With an international conducting career that has spanned nearly six decades, Amsterdam-born Bernard Haitink is one of today’s most celebrated conductors. Chief Conductor of the Concertgebouw Orchestra for 27 years he is now their Conductor Laureate and has also held posts at the Royal Opera House, Glyndebourne Festival Opera, the Chicago Symphony Orchestra and the London Philharmonic. In a rare interview Haitink talks to Tom after a rehearsal at the Barbican about the very earliest days of his career at Netherlands Radio, the difficulties of conscience he faced working in post war Europe and why today’s politicians must prioritise the arts.

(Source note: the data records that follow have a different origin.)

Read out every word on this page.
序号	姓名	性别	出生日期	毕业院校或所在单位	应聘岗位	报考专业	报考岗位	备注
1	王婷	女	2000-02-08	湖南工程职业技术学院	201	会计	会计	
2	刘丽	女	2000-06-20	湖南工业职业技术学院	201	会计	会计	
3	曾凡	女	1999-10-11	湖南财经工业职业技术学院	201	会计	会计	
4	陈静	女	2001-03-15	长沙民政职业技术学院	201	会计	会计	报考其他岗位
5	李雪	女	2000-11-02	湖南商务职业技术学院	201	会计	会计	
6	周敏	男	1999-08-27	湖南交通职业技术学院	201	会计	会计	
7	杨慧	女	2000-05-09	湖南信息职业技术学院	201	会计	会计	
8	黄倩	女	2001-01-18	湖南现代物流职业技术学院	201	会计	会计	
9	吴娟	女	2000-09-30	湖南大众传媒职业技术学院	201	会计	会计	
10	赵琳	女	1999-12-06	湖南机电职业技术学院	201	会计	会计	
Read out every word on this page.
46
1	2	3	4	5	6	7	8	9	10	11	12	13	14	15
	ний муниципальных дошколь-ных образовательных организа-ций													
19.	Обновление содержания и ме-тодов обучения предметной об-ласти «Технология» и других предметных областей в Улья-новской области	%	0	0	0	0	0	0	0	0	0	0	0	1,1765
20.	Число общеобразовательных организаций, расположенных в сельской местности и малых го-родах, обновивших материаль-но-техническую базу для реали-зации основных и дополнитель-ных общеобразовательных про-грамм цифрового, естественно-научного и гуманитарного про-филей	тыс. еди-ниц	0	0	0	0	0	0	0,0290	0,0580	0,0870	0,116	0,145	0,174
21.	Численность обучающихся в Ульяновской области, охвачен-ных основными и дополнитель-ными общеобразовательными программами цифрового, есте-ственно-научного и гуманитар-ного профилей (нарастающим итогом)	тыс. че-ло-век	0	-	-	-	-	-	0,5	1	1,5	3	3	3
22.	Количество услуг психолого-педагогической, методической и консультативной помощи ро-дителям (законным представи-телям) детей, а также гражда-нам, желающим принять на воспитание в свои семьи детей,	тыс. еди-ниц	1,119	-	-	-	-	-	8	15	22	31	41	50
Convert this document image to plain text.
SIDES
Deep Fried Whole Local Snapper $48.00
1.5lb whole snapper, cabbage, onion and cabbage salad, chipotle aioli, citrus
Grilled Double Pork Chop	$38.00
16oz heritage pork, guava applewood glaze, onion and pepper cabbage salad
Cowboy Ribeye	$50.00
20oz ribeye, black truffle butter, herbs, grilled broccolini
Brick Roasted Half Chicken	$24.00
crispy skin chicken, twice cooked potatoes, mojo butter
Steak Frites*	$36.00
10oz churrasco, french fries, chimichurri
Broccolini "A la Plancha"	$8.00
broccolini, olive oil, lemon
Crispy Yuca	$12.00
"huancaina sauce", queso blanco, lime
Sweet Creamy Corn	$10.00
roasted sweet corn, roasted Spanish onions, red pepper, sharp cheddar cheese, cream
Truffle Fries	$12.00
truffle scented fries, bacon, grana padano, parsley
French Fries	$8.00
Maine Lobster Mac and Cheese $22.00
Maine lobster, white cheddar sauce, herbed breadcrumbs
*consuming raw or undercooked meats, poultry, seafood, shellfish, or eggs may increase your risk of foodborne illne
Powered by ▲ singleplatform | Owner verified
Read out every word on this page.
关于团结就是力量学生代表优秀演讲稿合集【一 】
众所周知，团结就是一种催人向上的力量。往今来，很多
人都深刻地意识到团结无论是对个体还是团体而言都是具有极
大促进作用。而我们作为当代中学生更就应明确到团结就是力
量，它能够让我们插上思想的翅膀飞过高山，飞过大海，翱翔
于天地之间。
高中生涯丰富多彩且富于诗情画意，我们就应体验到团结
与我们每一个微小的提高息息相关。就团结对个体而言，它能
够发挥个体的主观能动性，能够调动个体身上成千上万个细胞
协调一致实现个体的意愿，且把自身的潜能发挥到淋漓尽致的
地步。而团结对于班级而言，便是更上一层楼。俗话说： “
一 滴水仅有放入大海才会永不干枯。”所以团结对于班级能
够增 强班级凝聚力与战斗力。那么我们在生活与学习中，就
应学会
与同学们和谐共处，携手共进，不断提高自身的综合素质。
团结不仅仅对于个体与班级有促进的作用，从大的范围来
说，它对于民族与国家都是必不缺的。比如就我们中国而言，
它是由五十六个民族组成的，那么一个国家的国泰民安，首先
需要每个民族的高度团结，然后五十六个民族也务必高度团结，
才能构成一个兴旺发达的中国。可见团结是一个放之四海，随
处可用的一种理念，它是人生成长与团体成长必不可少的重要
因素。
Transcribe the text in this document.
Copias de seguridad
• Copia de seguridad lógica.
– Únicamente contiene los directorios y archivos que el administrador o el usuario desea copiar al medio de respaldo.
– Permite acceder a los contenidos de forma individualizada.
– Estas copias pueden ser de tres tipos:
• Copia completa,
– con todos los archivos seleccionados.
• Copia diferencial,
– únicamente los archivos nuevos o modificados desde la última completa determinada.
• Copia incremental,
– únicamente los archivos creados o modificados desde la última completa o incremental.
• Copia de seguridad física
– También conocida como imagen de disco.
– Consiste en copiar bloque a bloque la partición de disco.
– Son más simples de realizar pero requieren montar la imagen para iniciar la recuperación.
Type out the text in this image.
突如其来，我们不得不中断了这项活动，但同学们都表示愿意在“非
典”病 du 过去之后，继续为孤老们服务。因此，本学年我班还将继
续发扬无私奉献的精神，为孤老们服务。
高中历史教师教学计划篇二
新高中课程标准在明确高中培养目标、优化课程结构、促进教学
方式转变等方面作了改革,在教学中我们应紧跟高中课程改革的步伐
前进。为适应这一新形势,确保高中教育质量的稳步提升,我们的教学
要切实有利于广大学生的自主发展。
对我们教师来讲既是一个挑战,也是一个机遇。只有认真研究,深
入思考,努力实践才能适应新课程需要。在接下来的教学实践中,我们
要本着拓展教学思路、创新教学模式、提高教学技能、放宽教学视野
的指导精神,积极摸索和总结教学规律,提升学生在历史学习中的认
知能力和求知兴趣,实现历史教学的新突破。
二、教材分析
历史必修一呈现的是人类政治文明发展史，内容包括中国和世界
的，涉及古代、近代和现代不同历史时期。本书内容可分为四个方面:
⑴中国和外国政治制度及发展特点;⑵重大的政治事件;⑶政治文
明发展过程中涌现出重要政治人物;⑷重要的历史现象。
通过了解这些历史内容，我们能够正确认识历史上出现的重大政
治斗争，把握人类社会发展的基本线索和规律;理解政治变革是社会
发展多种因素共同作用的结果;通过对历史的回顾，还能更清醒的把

Bernard Haitink conducts the London Symphony Orchestra on the 17th and 21st Feb at the Barbican Centre.
Photo: © Todd Rosenberg
Ice Age Music
This month sees the opening of a new exhibition at the British Museum. ‘Ice Age Art: arrival of the modern mind’ features the world’s oldest known sculptures, drawings and portraits illustrating some of the earliest endeavours of creative expression. Amongst the exhibits is a Palaeolithic flute discovered three years ago by archaeologists in the Hohle Fels cavern in southwest Germany. Estimated to be around 40,000 years old the flute is made from the bone of a griffon vulture. Tom visits the exhibition with Professor Steven Mithen who explains the flute’s significance in our understanding of music at the dawn of the modern mind.
Photo: Hohle Fels, Flute (vulture bone). Photo: H. Jensen, copyright University of Tübingen.
French composer, writer, broadcaster, engineer, musicologist and acoustician Pierre Schaeffer gained widespread recognition in his lifetime for his innovative work in both the sciences—particularly communications and acoustics—and the various arts of music, literature and radio presentation after the end of World War II. Today Schaeffer, who died in 1995, is most widely recognized for his accomplishments in electronic and experimental music, especially his development of the avant-garde musique concrète. As his seminal text ‘In Search of a Concrete Music’ is published for the first time in English, Tom talks to composer Simon Emmerson and music journalist Rob Young about Schaeffer’s unique sense of fun in musical discovery and experimentation, and his influence on subsequent generations of composers.